Stuart Lancaster is a no-nonsense Yorkshireman, hard to dislike even if he does show striking similarities to a robot. Full of facts and emotionless summaries, I’m not sure I’ve seen him blink yet. While Lawrence Dallaglio suggested England should “target” Johnny Sexton, (hardly a stroke of analytical genius there), they wouldn’t be England if there weren’t testy characters like Mike Brown, Dylan Hartley and Owen Farrell to rattle. And as Ireland proved with Mike Phillips they’re well able to do a bit of targeting themselves.
The withdrawal of tighthead Dan Cole is also a timely boost. In a vital position where England would have hoped to have an edge, parity in the scrum will surely now be a bonus. Over to you, Mr Joubert.
It has all the hallmarks of a humdinger; both teams desperate to win for different reasons, with the hosts under severe pressure to deliver. Former players are wading in, with Jonny Wilkinson remarking if England don’t win they can “say goodbye to the Six Nations and the World Cup”. Steady on old boy that’s a bit drastic. He’s watching too many French movies I think.
So few quibbles
In Ireland we’re so used to giving out about everything, it feels strange to have so few quibbles with Schmidt. Save for the odd selection here and there, there’s nothing much for the pub expert with which to vent his spleen.

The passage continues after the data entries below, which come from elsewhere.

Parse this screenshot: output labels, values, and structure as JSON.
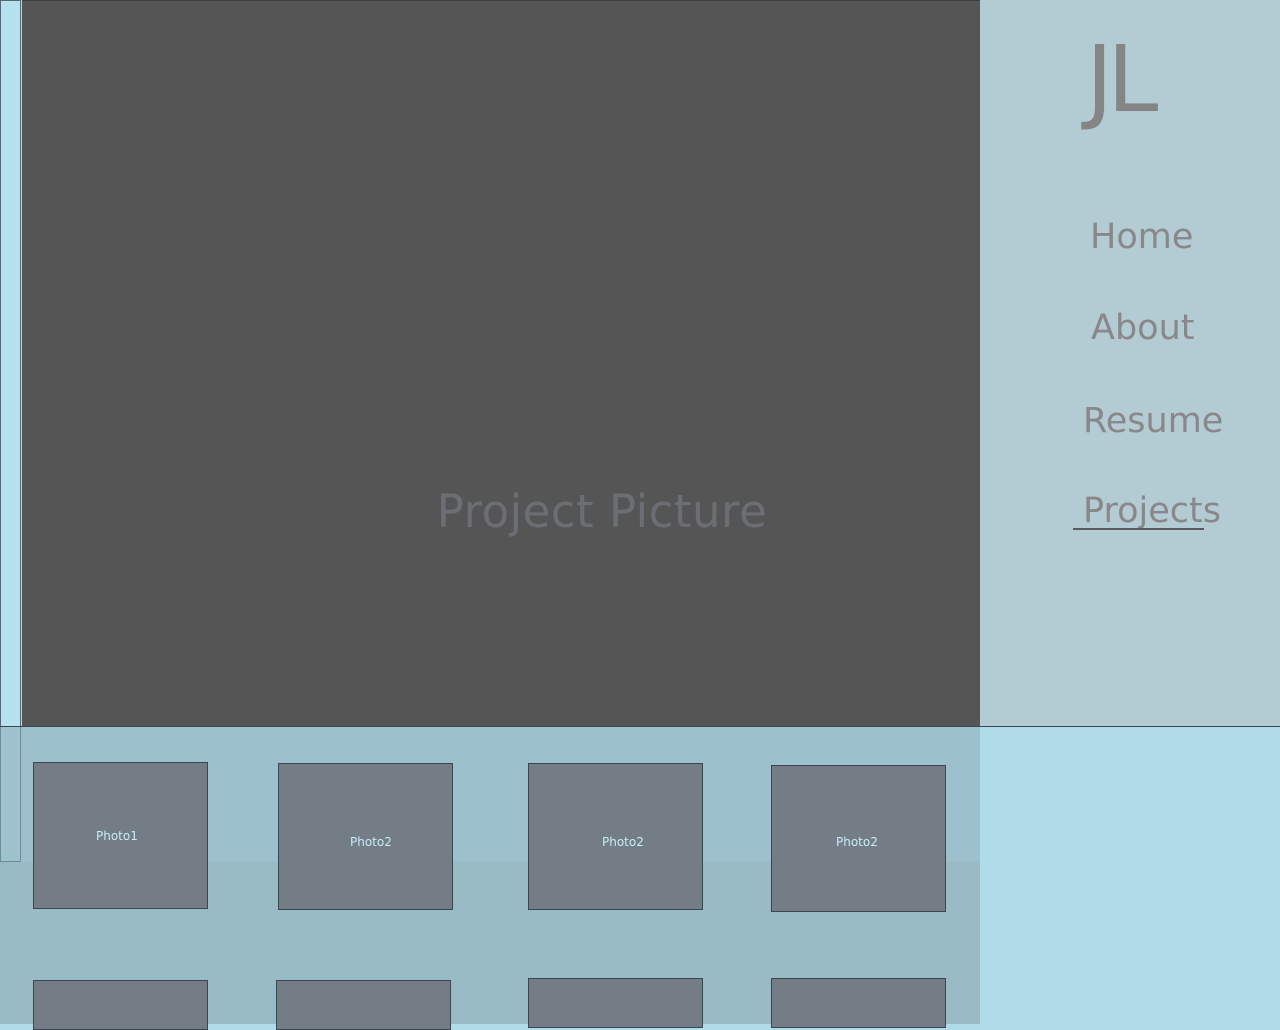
{
  "hero": {
    "caption": "Project Picture"
  },
  "sidebar": {
    "logo": "JL",
    "nav": {
      "home": "Home",
      "about": "About",
      "resume": "Resume",
      "projects": "Projects"
    },
    "active_item": "Projects"
  },
  "gallery": {
    "photos": [
      "Photo1",
      "Photo2",
      "Photo2",
      "Photo2"
    ]
  },
  "colors": {
    "page_background": "#b0dbe8",
    "hero_background": "#555555",
    "sidebar_background": "#b3ccd4",
    "thumbnail_fill": "#747c86",
    "thumbnail_label": "#c4eef8",
    "nav_text": "#8a878a"
  }
}
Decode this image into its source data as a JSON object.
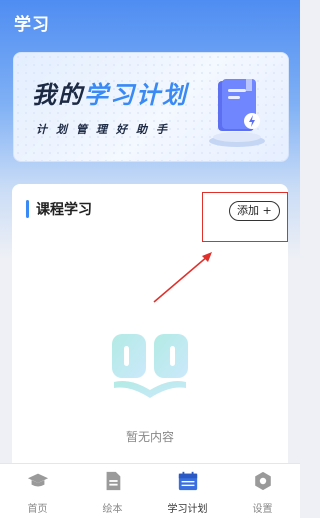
{
  "header": {
    "title": "学习"
  },
  "banner": {
    "title_part1": "我的",
    "title_part2": "学习计划",
    "subtitle": "计划管理好助手"
  },
  "course_section": {
    "title": "课程学习",
    "add_label": "添加 +",
    "empty_text": "暂无内容"
  },
  "tabbar": {
    "items": [
      {
        "label": "首页",
        "icon": "graduation-cap-icon"
      },
      {
        "label": "绘本",
        "icon": "document-icon"
      },
      {
        "label": "学习计划",
        "icon": "calendar-icon",
        "active": true
      },
      {
        "label": "设置",
        "icon": "gear-icon"
      }
    ]
  },
  "colors": {
    "accent": "#3a8af5",
    "highlight": "#e0302b",
    "header_blue": "#4f8df2"
  }
}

You could even argue Schmidt is actually ruining our national pastime. Negativity. Taking lumps out of each other with sweeping generalisations and narky contrariness appears to be coming to an end under the coach.
What are we going to do? What with spring in the air and three Irish teams in Heineken Cup quarter-finals, I warn you now if Ireland win on Saturday there is the distinct danger of an outbreak of positivity. It would take a Kiwi wouldn’t it?
Ireland to win, assuming O’Driscoll starts.